Er gaan relaties aan kapot en na vannacht snap ik dat helemaal. Het structurele zagende snurkgeluid uit de tent twintig meter verderop houdt ons behoorlijk uit de slaap. Bij gebrek aan oordoppen en de tegenzin of gêne om de lawaaischopper tot stoppen te manen ondergaan onze oren het indringende geronk en vallen we uiteindelijk in slaap.

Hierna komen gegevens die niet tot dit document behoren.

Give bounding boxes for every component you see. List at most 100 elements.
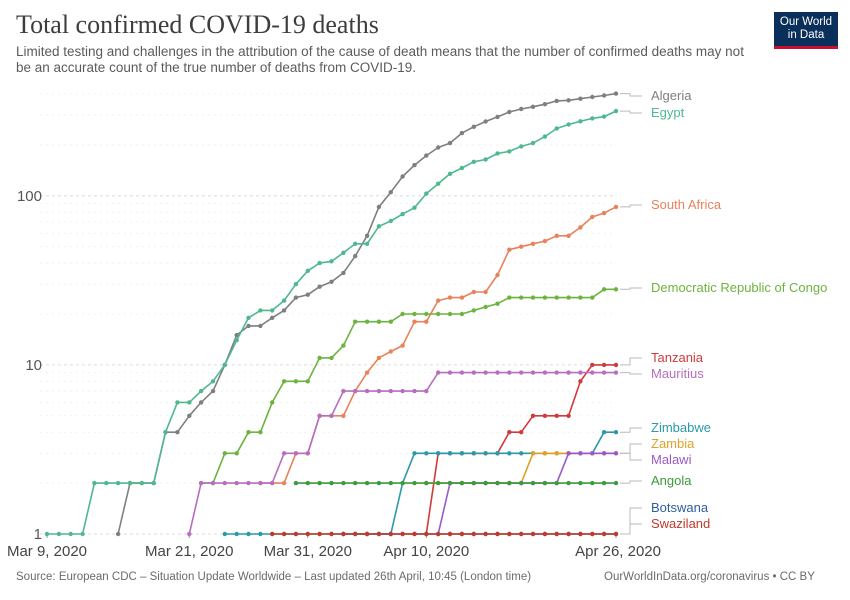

Ik schijn het – net als mijn partner – ook te doen. Als dat
gebeurt is een corrigerende duw meestal afdoende. Het is nog nooit zo erg geweest dat één van ons moet
verkassen naar een ander slaapvertrek. Gelukkig maar ook want dat is bij ons
niet voor handen en het zou betekenen
dat de bank in de woonkamer gebruikt moet worden om nog een beetje nachtrust te
pakken. De partner van de snurker tegenover ons had blijkbaar geen last of is
er inmiddels zo aan gewend dat hij of zij niet meer zonder kan en het geluid
gebruikt als rustgevend middel om in slaap te komen. Op den duur raak je natuurlijk ook gewend aan
de lichaamsgeluiden van degene met wie je het bed deelt en kun je er voor
kiezen om je daar niet aan te ergeren.
Ik schijn naast het snurken, regelmatig te draaien, te zuchten en te
kreunen. Het tandenknarsen is inmiddels verleden tijd maar ook dat gebeurde
tijdens mijn slaap. Er is dus nog hoop voor de overige vormen van nachtelijke
lichaamstaal en wellicht komt het nog
eens zo ver dat ik de nachten bewegingsloos en als een soort van mummie
doorkom. Tot die tijd zal mijn partner het ermee moeten doen. Voor mijn andere
slaapmaatjes, zoals vriendinnen, geldt, dat als ze het leuk vinden om een
weekendje met mij op stap te gaan, mijn nachtelijke activiteiten op de koop
toe moeten nemen.
De snurker op de camping is inmiddels ontwaakt. Het blijkt niet alleen een aangelegenheid die voorbehouden is aan de nacht want ook vanochtend werd er vanuit de
tent lustig op los geronkt. Gelukkig is het stralend weer en is het niet erg om
vroeg uit de veren te gaan en ben ik hem of haar voor nu dankbaar voor de wake up
call. Daar zal ik de komende nacht ongetwijfeld anders over denken.